Methods: Using male and female mice, 200nL of L-NIO (130µM) or saline for sham were deposited at earlier identified stereotaxic coordinates. Behavioral deficits were assessed using cylinder test, and pasta-eating test at baseline, and between days 1-28 post-injury. T2-weighted, magnetization transfer contrast (MTC), and diffusion tensor imaging (DTI), axonal tractography were taken between days 2-29 post-injury. CX-4945 (75mg/kg) or PBS was administered for the treatment and control group respectively for 5 days, twice daily. On days 7 and 28 the corpus callosum was isolated and processed for live mitochondrial function assessment using the Seahorse platform, and NOX enzymatic activity.

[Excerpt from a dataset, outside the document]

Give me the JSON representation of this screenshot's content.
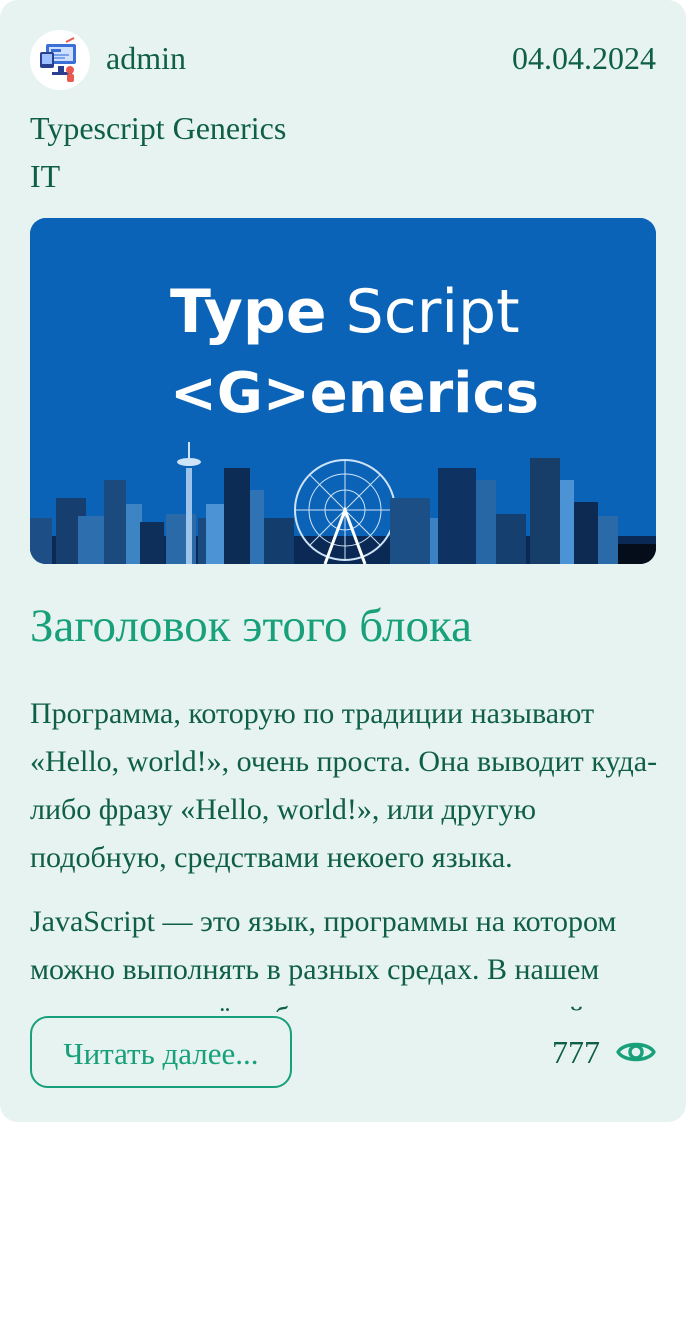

Results: the sfWMI caused significant long-term WM damage that is quantifiable using T2, MTC, and DTI modalities corresponding with impaired bilateral paw use and dexterity. The deficits are correlated with axon and myelin damage, astrocyte and microglia activation, mitochondrial dysfunction, and upregulation of NOX activity. Application of CX-4945 preserved WM integrity histologically, alleviated behavioral deficits, preserved mitochondrial function, attenuated NOX activity, and improved WM structure in MRI.
Conclusion: We established MRI modalities to longitudinally assess WMI damage which correlates with behavioral deficits and cellular and molecular damage. Additionally, we showed that CX-4945 exerts post-ischemic protection of WM integrity quantified with MRI images, decreased NOX activity, and improved mitochondrial function.